Disukai
0
Dilihat
645
Lurik
Slice of Life

Raka, tumbuh besar di desa, adalah seorang pemuda berusia dua puluh lima tahun yang baru saja lulus dari sebuah universitas di kota besar. Setelah lulus, Raka merasa bimbang, dan mencari arti kebahagiaan yang sesungguhnya.

Di kota, dia melihat kehidupan yang serba cepat, penuh dengan ambisi dan keinginan untuk memiliki lebih banyak. Kota menawarkan berbagai impian dan kesempatan menjanjikan untuk diwujudkan, dan sayang untuk dilepaskan. 

Ketika kembali ke desa, Raka merasakan perbedaan yang sangat kontras antara kehidupan kota dan desa. Di desa, dia merasakan ketenangan yang berbeda.

***

Langit biru membentang luas. Angin lembut menyapa setiap dedaunan dan membawa aroma segar dari sawah yang baru dipanen. 

Di tengah desa, terdapat sebuah rumah sederhana milik Pak Haris, seorang petani yang terkenal dengan ketekunan dan kebijaksanaannya.

Pak Haris, adalah sosok tua yang dihormati di desa tersebut. Dia selalu memulai harinya dengan berdoa di halaman belakang rumahnya yang dipenuhi tanaman bunga dan sayuran. 

Meskipun usianya sudah tidak muda lagi, semangatnya tetap membara.

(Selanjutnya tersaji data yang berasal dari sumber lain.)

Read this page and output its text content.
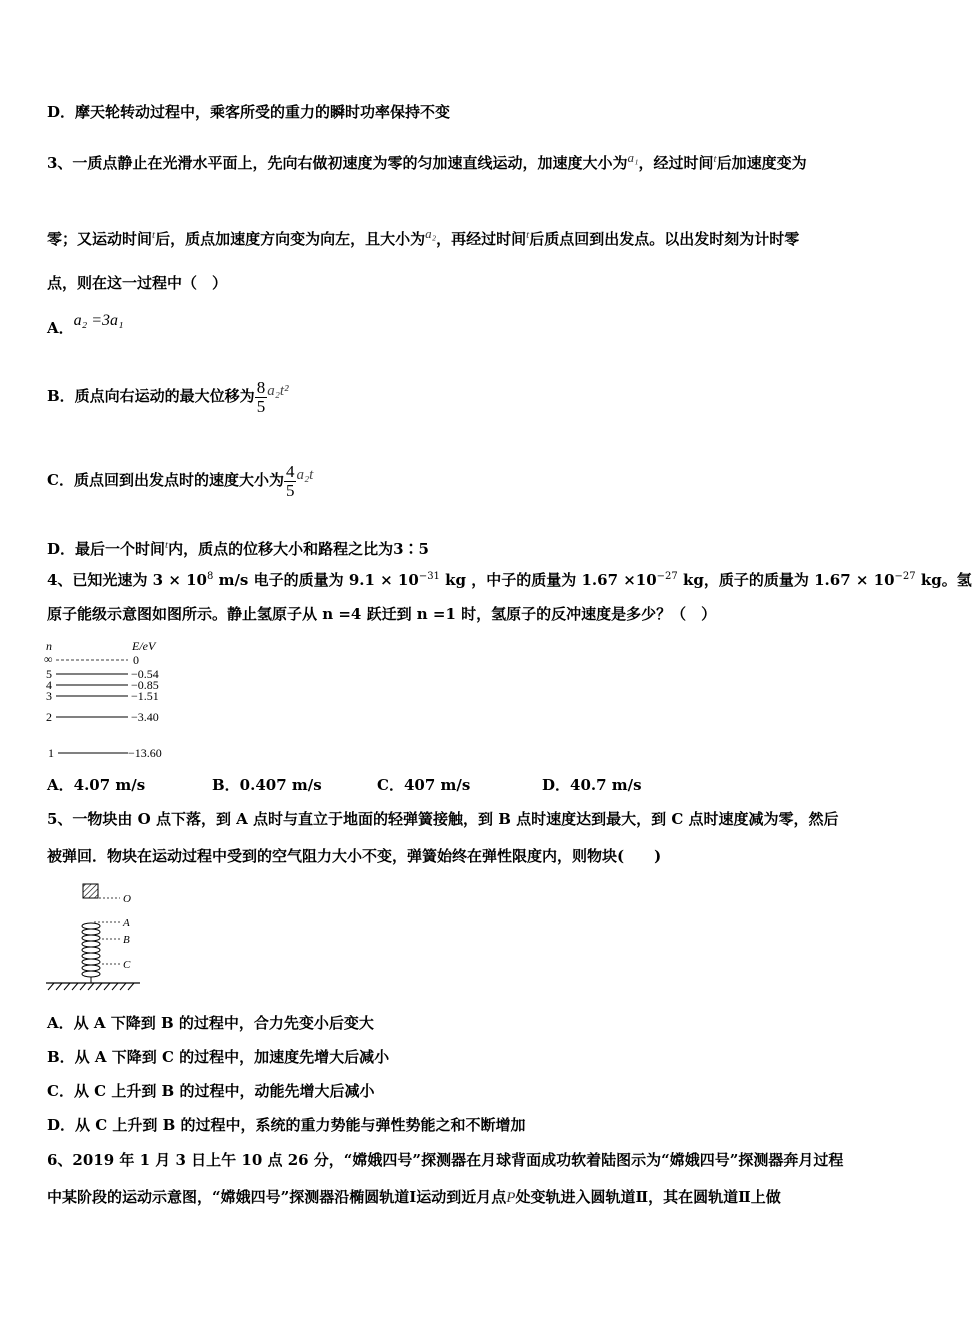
D．摩天轮转动过程中，乘客所受的重力的瞬时功率保持不变
3、一质点静止在光滑水平面上，先向右做初速度为零的匀加速直线运动，加速度大小为a₁，经过时间$^t$后加速度变为
零；又运动时间$^t$后，质点加速度方向变为向左，且大小为a₂，再经过时间$^t$后质点回到出发点。以出发时刻为计时零
点，则在这一过程中（　）
A．a₂ =3a₁
B．质点向右运动的最大位移为 $\frac{8}{5} a_2t^2$
C．质点回到出发点时的速度大小为 $\frac{4}{5} a_2t$
D．最后一个时间$^t$内，质点的位移大小和路程之比为3∶5
4、已知光速为 $3 \times 10^8$ m/s 电子的质量为 $9.1 \times 10^{-31}$ kg ，中子的质量为 $1.67 \times 10^{-27}$ kg，质子的质量为 $1.67 \times 10^{-27}$ kg。氢
原子能级示意图如图所示。静止氢原子从 n =4 跃迁到 n =1 时，氢原子的反冲速度是多少？（　）
n	E/eV
∞	0
5	−0.54
4	−0.85
3	−1.51
2	−3.40
1	−13.60
A．4.07 m/s	B．0.407 m/s	C．407 m/s	D．40.7 m/s
5、一物块由 O 点下落，到 A 点时与直立于地面的轻弹簧接触，到 B 点时速度达到最大，到 C 点时速度减为零，然后
被弹回．物块在运动过程中受到的空气阻力大小不变，弹簧始终在弹性限度内，则物块(　　)
O
A
B
C
A．从 A 下降到 B 的过程中，合力先变小后变大
B．从 A 下降到 C 的过程中，加速度先增大后减小
C．从 C 上升到 B 的过程中，动能先增大后减小
D．从 C 上升到 B 的过程中，系统的重力势能与弹性势能之和不断增加
6、2019 年 1 月 3 日上午 10 点 26 分，“嫦娥四号”探测器在月球背面成功软着陆图示为“嫦娥四号”探测器奔月过程
中某阶段的运动示意图，“嫦娥四号”探测器沿椭圆轨道Ⅰ运动到近月点P处变轨进入圆轨道Ⅱ，其在圆轨道Ⅱ上做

Setiap pagi, Pak Haris selalu tersenyum lebar, menunjukkan giginya yang sudah mulai ompong namun tetap memancarkan kebahagiaan.

"Ayah, mengapa Ayah selalu tampak bahagia meskipun kita sederhana?" Tanya Raka saat mereka duduk di bangku kayu di halaman rumah.

Pak Haris menatap anaknya. "Raka, kebahagiaan bukan tentang seberapa banyak yang kita miliki, tapi tentang bagaimana kita merasa cukup dengan apa yang kita miliki," jawab Pak Haris bijak. "Ayah telah belajar bahwa menerima apa yang diberikan oleh kehidupan dan merasa cukup dengan itu adalah kunci kebahagiaan sejati."

***

Sepasang ayah dan anak tersebut berjalan ke sawah. Mereka melewati jalan setapak yang dikelilingi oleh pepohonan rindang dan burung-burung yang bernyanyi riang. Setiap langkah mereka disertai dengan cerita-cerita masa lalu tentang perjuangan dan kerja keras.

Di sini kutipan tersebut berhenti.